The Performing Arts Center presents the Prague Symphony Orchestra Jan. 29 at 8 p.m. in Hodgson Hall. The orchestra will perform an all-Beethoven program, concluding with Beethoven’s monumental Fifth Symphony.
Today’s Prague Symphony Orchestra was founded in 1934 by the conductor Rudolf Pekárek. He defined the new ensemble’s fields of activity with the words Film-Opera-Koncert, which, as the abbreviation FOK, became part of the orchestra’s title. The FOK Orchestra recorded music for the majority of Czech films in the 1930s and performed regularly in live broadcasts on Czechoslovak Radio.

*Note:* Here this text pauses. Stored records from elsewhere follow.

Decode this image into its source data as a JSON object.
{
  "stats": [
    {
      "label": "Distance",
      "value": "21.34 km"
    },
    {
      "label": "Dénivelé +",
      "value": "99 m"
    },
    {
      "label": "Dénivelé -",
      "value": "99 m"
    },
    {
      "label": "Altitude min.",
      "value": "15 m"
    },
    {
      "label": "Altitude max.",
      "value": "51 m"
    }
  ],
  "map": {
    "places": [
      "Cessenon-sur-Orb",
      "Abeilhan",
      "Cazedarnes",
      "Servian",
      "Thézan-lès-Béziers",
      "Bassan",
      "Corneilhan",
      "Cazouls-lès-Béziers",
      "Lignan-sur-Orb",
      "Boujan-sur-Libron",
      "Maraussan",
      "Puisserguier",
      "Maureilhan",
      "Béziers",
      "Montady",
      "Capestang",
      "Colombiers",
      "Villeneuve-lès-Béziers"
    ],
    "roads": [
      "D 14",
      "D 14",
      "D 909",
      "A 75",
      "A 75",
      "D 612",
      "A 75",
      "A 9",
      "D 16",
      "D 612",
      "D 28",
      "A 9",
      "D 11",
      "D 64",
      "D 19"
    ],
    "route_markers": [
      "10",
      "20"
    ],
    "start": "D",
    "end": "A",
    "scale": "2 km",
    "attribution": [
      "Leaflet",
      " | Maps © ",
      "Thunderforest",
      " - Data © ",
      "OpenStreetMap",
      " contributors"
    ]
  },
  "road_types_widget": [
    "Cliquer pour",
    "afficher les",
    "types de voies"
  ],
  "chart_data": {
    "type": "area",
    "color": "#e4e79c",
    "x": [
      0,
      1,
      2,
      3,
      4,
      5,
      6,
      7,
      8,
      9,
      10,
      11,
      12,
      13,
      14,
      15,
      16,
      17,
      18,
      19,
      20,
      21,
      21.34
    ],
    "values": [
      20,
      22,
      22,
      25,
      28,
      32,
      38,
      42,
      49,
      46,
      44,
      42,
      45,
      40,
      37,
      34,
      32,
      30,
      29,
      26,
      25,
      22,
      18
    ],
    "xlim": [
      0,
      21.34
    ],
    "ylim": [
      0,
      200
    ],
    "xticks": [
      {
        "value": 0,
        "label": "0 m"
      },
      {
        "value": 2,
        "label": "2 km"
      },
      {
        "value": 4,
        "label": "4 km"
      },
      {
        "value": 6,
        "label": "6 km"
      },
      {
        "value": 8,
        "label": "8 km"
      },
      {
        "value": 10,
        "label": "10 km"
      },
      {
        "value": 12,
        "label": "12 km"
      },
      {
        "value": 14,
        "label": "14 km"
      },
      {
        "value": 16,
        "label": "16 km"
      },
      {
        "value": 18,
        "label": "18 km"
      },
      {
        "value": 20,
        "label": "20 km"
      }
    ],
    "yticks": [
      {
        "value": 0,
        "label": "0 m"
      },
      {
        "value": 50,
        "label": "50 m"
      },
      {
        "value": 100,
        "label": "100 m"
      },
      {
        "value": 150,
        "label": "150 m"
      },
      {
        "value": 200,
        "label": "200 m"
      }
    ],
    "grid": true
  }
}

In 1952 the city of Prague followed the model of other European cities by establishing its own professional concert ensemble to represent the city. The traditional acronym FOK was retained, and the new title of the orchestra became Symphony Orchestra of the Capital City of Prague-FOK. In 1957 the orchestra embarked on its first international tour.
In 1998 Rastislav Stur was named permanent conductor of the Prague Symphony Orchestra. He is also chief conductor of the Slovak National Theater, a position he has held since 1996.
Award-winning Czech pianist Martin Kasik will perform Beethoven’s Emperor Concerto with the Prague Symphony on their Athens program. Kasik has performed in concert halls throughout Europe, Asia and North America, and he has won first prize in a number of international competitions, including the Davidoff Prix in 2000 as the best Czech performer under the age of 28.
A pre-concert lecture will be given by Michael Lanford, a graduate student in the School of Music. The lecture begins 45 minutes prior to the performance and is free and open to the public.